Skyrocketing energy costs have driven a new movement toward energy-efficient, sustainable homes. This is more than just a new fad, it’s a completely different way of thinking from the ground up. Construction trade magazines are doing their best to keep readers up to date, but technological developments are emerging almost daily.
The good news is that certain types of construction trade magazines focus on different aspects of green houses. That makes it easier to track these groundbreaking developments.
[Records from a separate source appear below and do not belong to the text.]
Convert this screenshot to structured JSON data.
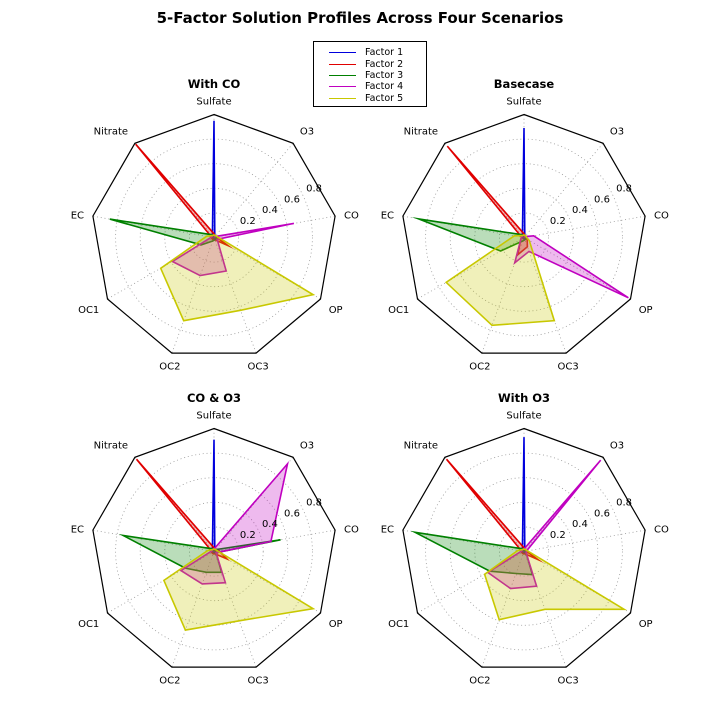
{
  "title": "5-Factor Solution Profiles Across Four Scenarios",
  "legend": {
    "items": [
      {
        "label": "Factor 1",
        "color": "#0000dd"
      },
      {
        "label": "Factor 2",
        "color": "#e00000"
      },
      {
        "label": "Factor 3",
        "color": "#008000"
      },
      {
        "label": "Factor 4",
        "color": "#c000c0"
      },
      {
        "label": "Factor 5",
        "color": "#c8c800"
      }
    ]
  },
  "axes": {
    "categories": [
      "Sulfate",
      "O3",
      "CO",
      "OP",
      "OC3",
      "OC2",
      "OC1",
      "EC",
      "Nitrate"
    ],
    "tick_labels": [
      "0.2",
      "0.4",
      "0.6",
      "0.8"
    ],
    "tick_values": [
      0.2,
      0.4,
      0.6,
      0.8
    ],
    "rmax": 1.0,
    "grid": "dotted-circles-with-spokes",
    "frame": "polygon"
  },
  "chart_data": [
    {
      "type": "radar",
      "title": "With CO",
      "position": "top-left",
      "categories": [
        "Sulfate",
        "O3",
        "CO",
        "OP",
        "OC3",
        "OC2",
        "OC1",
        "EC",
        "Nitrate"
      ],
      "series": [
        {
          "name": "Factor 1",
          "color": "#0000dd",
          "values": [
            0.95,
            0.01,
            0.01,
            0.01,
            0.01,
            0.01,
            0.01,
            0.01,
            0.02
          ]
        },
        {
          "name": "Factor 2",
          "color": "#e00000",
          "values": [
            0.03,
            0.01,
            0.02,
            0.13,
            0.02,
            0.02,
            0.02,
            0.02,
            0.99
          ]
        },
        {
          "name": "Factor 3",
          "color": "#008000",
          "values": [
            0.01,
            0.01,
            0.02,
            0.02,
            0.02,
            0.03,
            0.12,
            0.86,
            0.03
          ]
        },
        {
          "name": "Factor 4",
          "color": "#c000c0",
          "values": [
            0.02,
            0.01,
            0.66,
            0.03,
            0.29,
            0.33,
            0.39,
            0.02,
            0.02
          ]
        },
        {
          "name": "Factor 5",
          "color": "#c8c800",
          "values": [
            0.02,
            0.02,
            0.03,
            0.93,
            0.63,
            0.72,
            0.5,
            0.06,
            0.02
          ]
        }
      ]
    },
    {
      "type": "radar",
      "title": "Basecase",
      "position": "top-right",
      "categories": [
        "Sulfate",
        "O3",
        "CO",
        "OP",
        "OC3",
        "OC2",
        "OC1",
        "EC",
        "Nitrate"
      ],
      "series": [
        {
          "name": "Factor 1",
          "color": "#0000dd",
          "values": [
            0.89,
            0.01,
            0.01,
            0.01,
            0.01,
            0.01,
            0.01,
            0.01,
            0.02
          ]
        },
        {
          "name": "Factor 2",
          "color": "#e00000",
          "values": [
            0.03,
            0.01,
            0.01,
            0.03,
            0.08,
            0.15,
            0.03,
            0.02,
            0.97
          ]
        },
        {
          "name": "Factor 3",
          "color": "#008000",
          "values": [
            0.01,
            0.01,
            0.02,
            0.02,
            0.02,
            0.03,
            0.22,
            0.87,
            0.03
          ]
        },
        {
          "name": "Factor 4",
          "color": "#c000c0",
          "values": [
            0.02,
            0.01,
            0.08,
            0.98,
            0.12,
            0.22,
            0.03,
            0.02,
            0.02
          ]
        },
        {
          "name": "Factor 5",
          "color": "#c8c800",
          "values": [
            0.02,
            0.02,
            0.02,
            0.05,
            0.72,
            0.76,
            0.73,
            0.08,
            0.02
          ]
        }
      ]
    },
    {
      "type": "radar",
      "title": "CO & O3",
      "position": "bottom-left",
      "categories": [
        "Sulfate",
        "O3",
        "CO",
        "OP",
        "OC3",
        "OC2",
        "OC1",
        "EC",
        "Nitrate"
      ],
      "series": [
        {
          "name": "Factor 1",
          "color": "#0000dd",
          "values": [
            0.91,
            0.01,
            0.01,
            0.01,
            0.01,
            0.01,
            0.01,
            0.01,
            0.02
          ]
        },
        {
          "name": "Factor 2",
          "color": "#e00000",
          "values": [
            0.03,
            0.01,
            0.04,
            0.12,
            0.02,
            0.02,
            0.02,
            0.02,
            0.98
          ]
        },
        {
          "name": "Factor 3",
          "color": "#008000",
          "values": [
            0.01,
            0.02,
            0.55,
            0.02,
            0.18,
            0.18,
            0.27,
            0.75,
            0.03
          ]
        },
        {
          "name": "Factor 4",
          "color": "#c000c0",
          "values": [
            0.02,
            0.93,
            0.47,
            0.02,
            0.27,
            0.28,
            0.31,
            0.02,
            0.02
          ]
        },
        {
          "name": "Factor 5",
          "color": "#c8c800",
          "values": [
            0.02,
            0.02,
            0.03,
            0.93,
            0.6,
            0.68,
            0.47,
            0.05,
            0.02
          ]
        }
      ]
    },
    {
      "type": "radar",
      "title": "With O3",
      "position": "bottom-right",
      "categories": [
        "Sulfate",
        "O3",
        "CO",
        "OP",
        "OC3",
        "OC2",
        "OC1",
        "EC",
        "Nitrate"
      ],
      "series": [
        {
          "name": "Factor 1",
          "color": "#0000dd",
          "values": [
            0.93,
            0.01,
            0.01,
            0.01,
            0.01,
            0.01,
            0.01,
            0.01,
            0.02
          ]
        },
        {
          "name": "Factor 2",
          "color": "#e00000",
          "values": [
            0.03,
            0.01,
            0.02,
            0.13,
            0.02,
            0.02,
            0.02,
            0.02,
            0.98
          ]
        },
        {
          "name": "Factor 3",
          "color": "#008000",
          "values": [
            0.01,
            0.01,
            0.02,
            0.02,
            0.2,
            0.19,
            0.32,
            0.9,
            0.03
          ]
        },
        {
          "name": "Factor 4",
          "color": "#c000c0",
          "values": [
            0.02,
            0.97,
            0.02,
            0.02,
            0.3,
            0.32,
            0.34,
            0.02,
            0.02
          ]
        },
        {
          "name": "Factor 5",
          "color": "#c8c800",
          "values": [
            0.02,
            0.02,
            0.03,
            0.94,
            0.5,
            0.59,
            0.37,
            0.05,
            0.02
          ]
        }
      ]
    }
  ]
}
It Starts with Green Materials
Anyone who wants a green home would have a hard time compromising their principles by using wasteful and harmful building materials. A wide range of sustainable building materials have been presented, and many have been installed to great success.
Examples of green building materials are recycled stone and metal. The wood in green building often comes from a wood like bamboo, which grows very quickly and makes for easy sustainable forests. Furthermore, these materials should be developed close to where you are planning on building your house. By contrast, most building materials on the market were harvested far away, and consumed large quantities of gasoline in being shipped to your region.
Unfortunately, the definition of “green” varies from region to region, and is sometimes applied too liberally. Construction trade magazines are tracking various movements to create a single set of standards, but that is still a work in progress.
The Benefits: Less Waste, Less Energy
Building the green home may cost more in the short term. Obviously, green materials will be more expensive that the cheap knockoffs at the common hardware store. In the long run however, green materials pay off. Studies in both construction trade magazines and other mainstream publications have shown that the savings over the years more than offset the initial cost.
Green houses sometimes use onsite compost bins that efficiently process organic waste into fertilizer. Other homes have onsite power generators that operate off renewable energy sources such as solar and wind power. Typically, this is the most expensive aspect of green building, but it’s also the most beneficial.
But the green home sometimes relies on even simpler solutions. Most green homes are built so that they absorb as much daylight as possible, lessening the amount of electricity that must be spent on lights.”